Summary of School Construction Survey Results
School districts around the country are halting or scaling back building construction, repairs and maintenance due to significant declines in state and local funding, as well as difficulty in financing capital projects in the current economic conditions, according to a recent National School Boards Association (NSBA) survey.
NSBA received more than 1,300 responses from school board members in 41 states and the District of Columbia. Respondents identified more than 1,000 capital projects worth approximately $17 billion that are or will be adversely affected by the economic recession. Some of these projects have been approved but not funded because of sharp declines in state and local revenues and loss of investment funds; others are not moving forward because of difficulty in the financial services market to sell bonds approved by voters.

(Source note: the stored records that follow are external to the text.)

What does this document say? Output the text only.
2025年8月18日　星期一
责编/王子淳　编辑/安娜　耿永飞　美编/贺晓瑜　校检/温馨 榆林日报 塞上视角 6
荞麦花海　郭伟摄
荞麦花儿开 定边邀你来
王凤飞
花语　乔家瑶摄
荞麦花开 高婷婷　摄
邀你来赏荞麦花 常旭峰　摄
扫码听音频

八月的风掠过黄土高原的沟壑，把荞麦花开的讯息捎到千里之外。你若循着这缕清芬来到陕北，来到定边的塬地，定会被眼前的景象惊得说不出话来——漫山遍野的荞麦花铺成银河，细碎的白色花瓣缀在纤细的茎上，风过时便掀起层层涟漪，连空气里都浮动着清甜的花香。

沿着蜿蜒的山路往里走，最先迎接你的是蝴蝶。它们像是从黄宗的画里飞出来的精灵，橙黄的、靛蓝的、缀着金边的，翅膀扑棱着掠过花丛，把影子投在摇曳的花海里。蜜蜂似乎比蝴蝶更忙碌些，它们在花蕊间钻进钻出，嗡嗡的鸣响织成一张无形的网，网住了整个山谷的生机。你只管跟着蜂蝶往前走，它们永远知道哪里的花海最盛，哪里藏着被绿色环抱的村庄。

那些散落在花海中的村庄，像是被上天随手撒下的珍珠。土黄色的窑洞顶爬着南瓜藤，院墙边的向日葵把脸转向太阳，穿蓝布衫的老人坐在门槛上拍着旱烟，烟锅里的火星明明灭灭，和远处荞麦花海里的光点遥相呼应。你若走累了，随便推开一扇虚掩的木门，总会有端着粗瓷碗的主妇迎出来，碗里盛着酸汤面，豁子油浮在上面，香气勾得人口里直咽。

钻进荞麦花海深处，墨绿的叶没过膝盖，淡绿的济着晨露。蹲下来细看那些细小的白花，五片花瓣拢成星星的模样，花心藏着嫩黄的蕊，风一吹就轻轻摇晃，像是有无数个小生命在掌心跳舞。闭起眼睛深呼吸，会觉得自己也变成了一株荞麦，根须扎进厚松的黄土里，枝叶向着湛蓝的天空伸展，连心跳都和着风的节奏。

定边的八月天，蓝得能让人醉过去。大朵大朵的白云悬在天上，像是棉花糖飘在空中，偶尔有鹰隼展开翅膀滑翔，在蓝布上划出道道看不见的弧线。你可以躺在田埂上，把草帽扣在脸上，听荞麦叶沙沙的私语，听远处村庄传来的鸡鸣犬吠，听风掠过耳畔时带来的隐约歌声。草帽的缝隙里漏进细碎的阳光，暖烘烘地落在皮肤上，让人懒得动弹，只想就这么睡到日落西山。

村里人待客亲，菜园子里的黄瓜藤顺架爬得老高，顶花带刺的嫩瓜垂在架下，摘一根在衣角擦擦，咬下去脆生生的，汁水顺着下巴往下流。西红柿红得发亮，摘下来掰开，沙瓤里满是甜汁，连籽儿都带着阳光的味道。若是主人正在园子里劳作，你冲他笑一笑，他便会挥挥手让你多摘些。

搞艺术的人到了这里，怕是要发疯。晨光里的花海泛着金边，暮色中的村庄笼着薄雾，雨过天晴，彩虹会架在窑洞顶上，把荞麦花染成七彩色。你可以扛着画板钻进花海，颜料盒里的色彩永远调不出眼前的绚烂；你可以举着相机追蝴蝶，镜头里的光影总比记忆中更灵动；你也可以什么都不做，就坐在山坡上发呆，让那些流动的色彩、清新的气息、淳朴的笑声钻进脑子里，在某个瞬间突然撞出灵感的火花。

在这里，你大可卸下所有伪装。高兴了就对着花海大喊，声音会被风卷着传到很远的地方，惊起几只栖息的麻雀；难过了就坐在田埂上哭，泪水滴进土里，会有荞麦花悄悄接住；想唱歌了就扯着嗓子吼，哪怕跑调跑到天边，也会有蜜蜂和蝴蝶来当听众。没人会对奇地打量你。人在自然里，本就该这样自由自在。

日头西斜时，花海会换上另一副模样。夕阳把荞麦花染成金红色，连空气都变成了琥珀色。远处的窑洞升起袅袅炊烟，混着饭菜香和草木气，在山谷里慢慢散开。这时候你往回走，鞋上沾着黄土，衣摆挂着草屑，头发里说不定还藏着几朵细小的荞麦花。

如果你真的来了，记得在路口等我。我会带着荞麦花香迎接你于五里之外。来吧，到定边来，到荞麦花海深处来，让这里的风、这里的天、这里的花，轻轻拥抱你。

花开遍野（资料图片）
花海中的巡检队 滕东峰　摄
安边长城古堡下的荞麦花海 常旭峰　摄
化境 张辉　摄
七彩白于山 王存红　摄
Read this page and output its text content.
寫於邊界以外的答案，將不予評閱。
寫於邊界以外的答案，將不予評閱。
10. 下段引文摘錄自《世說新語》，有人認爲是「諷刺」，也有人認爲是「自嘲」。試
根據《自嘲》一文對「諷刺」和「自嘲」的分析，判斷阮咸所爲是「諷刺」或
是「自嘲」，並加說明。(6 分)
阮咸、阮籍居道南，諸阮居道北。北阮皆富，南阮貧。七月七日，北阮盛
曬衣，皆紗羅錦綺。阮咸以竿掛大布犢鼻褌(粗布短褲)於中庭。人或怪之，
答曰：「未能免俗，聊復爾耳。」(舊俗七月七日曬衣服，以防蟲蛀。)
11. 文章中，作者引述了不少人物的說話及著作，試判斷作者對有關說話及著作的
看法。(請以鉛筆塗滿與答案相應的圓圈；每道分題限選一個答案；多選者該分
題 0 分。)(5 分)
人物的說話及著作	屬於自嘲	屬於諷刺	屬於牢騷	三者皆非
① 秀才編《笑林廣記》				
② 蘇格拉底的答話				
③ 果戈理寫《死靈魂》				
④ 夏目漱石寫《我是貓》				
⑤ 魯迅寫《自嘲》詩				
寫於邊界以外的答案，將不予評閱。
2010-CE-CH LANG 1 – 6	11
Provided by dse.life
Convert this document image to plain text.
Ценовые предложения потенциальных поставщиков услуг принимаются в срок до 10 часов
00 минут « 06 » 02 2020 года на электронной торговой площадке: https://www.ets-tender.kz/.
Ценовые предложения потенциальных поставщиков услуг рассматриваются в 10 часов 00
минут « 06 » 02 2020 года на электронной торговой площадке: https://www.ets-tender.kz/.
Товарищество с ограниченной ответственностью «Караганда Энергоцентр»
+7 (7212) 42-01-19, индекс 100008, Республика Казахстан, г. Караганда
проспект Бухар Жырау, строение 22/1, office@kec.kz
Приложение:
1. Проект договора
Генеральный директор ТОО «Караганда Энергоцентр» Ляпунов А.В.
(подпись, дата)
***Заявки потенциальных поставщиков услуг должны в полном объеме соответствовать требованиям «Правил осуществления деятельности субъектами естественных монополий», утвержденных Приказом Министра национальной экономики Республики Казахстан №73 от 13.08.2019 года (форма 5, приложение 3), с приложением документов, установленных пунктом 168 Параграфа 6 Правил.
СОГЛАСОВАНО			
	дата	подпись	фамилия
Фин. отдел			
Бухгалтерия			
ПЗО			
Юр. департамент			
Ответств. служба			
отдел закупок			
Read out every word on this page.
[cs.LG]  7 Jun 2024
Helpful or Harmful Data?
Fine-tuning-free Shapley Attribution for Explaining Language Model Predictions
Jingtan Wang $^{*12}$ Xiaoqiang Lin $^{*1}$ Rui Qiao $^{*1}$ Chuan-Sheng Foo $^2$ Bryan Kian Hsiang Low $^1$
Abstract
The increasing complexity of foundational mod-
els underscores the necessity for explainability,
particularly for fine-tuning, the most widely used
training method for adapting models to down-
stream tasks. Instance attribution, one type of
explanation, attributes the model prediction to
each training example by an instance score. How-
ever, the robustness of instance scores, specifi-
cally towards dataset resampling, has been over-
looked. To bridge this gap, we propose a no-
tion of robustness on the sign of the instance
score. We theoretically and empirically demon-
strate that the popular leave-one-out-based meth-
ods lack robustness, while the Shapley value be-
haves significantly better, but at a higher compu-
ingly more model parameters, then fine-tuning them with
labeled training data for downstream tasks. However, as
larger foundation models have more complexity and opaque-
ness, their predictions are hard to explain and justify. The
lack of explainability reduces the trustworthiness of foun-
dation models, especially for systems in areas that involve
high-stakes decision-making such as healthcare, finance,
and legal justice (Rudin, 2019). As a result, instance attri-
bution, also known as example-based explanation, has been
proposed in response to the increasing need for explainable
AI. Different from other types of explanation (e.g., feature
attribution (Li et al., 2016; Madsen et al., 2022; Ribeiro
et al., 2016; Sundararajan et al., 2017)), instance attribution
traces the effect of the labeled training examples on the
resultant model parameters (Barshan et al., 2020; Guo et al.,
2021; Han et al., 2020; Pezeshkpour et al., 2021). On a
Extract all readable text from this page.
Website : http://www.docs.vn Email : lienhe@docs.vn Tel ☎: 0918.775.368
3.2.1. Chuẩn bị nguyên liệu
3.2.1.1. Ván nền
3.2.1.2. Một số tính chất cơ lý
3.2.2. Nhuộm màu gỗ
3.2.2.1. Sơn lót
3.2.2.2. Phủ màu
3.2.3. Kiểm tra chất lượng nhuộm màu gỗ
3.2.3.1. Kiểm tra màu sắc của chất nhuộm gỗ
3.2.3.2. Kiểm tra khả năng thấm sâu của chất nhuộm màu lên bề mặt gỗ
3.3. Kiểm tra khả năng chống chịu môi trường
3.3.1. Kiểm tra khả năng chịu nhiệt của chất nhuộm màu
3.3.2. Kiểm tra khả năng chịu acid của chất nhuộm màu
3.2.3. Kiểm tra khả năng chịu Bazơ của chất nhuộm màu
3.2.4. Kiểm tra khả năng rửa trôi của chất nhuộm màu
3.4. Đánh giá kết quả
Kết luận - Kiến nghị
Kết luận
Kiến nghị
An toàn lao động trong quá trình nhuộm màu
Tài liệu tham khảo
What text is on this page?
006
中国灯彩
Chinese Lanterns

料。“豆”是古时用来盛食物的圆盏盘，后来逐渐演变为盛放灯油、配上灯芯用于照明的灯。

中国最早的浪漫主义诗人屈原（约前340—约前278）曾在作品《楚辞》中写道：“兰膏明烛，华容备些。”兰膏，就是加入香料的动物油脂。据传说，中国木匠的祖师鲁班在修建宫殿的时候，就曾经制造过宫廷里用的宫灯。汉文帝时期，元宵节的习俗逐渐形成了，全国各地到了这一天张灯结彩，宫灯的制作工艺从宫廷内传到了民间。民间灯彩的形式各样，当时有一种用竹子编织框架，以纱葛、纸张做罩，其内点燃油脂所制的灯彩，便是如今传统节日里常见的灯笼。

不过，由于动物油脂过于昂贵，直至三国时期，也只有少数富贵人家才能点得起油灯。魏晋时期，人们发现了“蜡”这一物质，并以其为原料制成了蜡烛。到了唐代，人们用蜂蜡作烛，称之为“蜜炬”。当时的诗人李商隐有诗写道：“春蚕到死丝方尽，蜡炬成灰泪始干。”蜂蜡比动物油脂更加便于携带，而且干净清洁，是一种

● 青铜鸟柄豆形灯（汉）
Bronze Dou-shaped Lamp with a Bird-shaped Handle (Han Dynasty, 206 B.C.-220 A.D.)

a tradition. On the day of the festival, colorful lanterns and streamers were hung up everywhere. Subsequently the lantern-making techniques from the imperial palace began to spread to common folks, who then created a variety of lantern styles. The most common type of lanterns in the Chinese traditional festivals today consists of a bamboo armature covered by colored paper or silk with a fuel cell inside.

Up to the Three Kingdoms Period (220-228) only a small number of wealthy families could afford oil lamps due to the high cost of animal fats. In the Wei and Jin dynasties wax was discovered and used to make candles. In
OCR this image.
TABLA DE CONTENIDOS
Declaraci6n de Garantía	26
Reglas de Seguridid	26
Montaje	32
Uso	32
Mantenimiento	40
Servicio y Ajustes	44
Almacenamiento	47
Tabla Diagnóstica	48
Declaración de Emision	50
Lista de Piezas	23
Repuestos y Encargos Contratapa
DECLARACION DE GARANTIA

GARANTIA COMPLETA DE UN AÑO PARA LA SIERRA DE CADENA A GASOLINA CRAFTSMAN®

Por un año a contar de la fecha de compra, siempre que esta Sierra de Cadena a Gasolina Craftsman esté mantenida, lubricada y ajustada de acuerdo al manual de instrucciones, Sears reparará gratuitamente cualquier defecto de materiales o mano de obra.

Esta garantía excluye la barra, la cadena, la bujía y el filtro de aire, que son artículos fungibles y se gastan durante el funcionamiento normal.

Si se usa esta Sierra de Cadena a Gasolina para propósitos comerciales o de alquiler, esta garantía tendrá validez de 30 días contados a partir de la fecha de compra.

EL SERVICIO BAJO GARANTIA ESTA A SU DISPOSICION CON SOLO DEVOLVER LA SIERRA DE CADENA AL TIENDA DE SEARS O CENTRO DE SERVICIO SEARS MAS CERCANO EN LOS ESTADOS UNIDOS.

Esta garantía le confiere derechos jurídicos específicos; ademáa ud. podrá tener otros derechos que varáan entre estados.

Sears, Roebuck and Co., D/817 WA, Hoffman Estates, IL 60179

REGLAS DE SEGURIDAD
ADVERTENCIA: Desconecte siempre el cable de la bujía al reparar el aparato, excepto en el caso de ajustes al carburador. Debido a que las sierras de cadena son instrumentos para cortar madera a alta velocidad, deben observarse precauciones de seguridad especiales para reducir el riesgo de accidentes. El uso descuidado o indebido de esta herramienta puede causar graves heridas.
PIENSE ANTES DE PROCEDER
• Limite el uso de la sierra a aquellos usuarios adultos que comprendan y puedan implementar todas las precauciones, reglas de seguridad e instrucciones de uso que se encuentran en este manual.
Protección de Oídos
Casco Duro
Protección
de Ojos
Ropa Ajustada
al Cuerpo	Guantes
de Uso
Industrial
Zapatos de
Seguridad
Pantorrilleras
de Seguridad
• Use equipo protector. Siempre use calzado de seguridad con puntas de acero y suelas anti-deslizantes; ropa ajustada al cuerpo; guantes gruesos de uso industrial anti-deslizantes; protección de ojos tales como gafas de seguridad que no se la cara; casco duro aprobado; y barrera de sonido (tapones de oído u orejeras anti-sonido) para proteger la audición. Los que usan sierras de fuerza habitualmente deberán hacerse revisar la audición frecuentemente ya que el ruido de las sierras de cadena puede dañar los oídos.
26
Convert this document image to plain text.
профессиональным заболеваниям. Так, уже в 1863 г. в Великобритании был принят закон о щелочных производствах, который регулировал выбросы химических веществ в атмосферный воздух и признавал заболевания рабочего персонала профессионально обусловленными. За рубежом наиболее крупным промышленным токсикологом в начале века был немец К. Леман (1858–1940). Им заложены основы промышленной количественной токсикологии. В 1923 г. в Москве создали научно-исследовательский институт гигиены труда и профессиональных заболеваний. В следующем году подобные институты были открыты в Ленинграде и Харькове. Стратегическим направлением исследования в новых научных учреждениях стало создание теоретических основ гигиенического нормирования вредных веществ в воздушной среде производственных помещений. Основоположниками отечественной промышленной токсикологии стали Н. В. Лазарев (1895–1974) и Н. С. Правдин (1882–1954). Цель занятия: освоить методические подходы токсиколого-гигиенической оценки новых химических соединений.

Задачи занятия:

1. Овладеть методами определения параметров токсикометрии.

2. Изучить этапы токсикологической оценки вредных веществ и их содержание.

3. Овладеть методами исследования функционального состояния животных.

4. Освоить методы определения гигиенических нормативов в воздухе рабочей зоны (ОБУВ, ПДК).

These school infrastructure projects include:
- Expansion of preschool and school buildings;
- Additions of classrooms/spaces to accommodate growth/overcrowding;
- New construction;
- Renovations/modernization/repairs of infrastructure such as roofs, classrooms, playgrounds, parking lots, plumbing, electrical wiring, restrooms, maintenance facilities, etc.;
- Purchasing and repairing technology facilities/equipment;
- Building/modernizing energy efficient/green energy facilities; and
- Improving security/safety projects (including asbestos abatement and fire and building safety needs).
The survey results revealed the challenges facing school districts in keeping up with increasingly needed capital improvements.
School board members cited the following reasons that cause much-needed projects to be delayed or cut:
- Insufficient state funds/lack of state matching funds;
- Having to redirect capital improvement funds to other needs for priority operating expenses;
- Decline in local revenues as economy slows;
- Difficulty in raising additional revenues/local taxes due to sagging economy;
- Difficulty in passing school bonds to finance needed projects;
- Difficulty in selling voter-approved bonds because challenges impacting the financial services industry;
- Loss of investment funds;
- Difficulty in borrowing due to credit crunch;
- Increases in costs of construction materials, such as steel and copper; and
- Dwindling of business donations, grants, and other sources of support.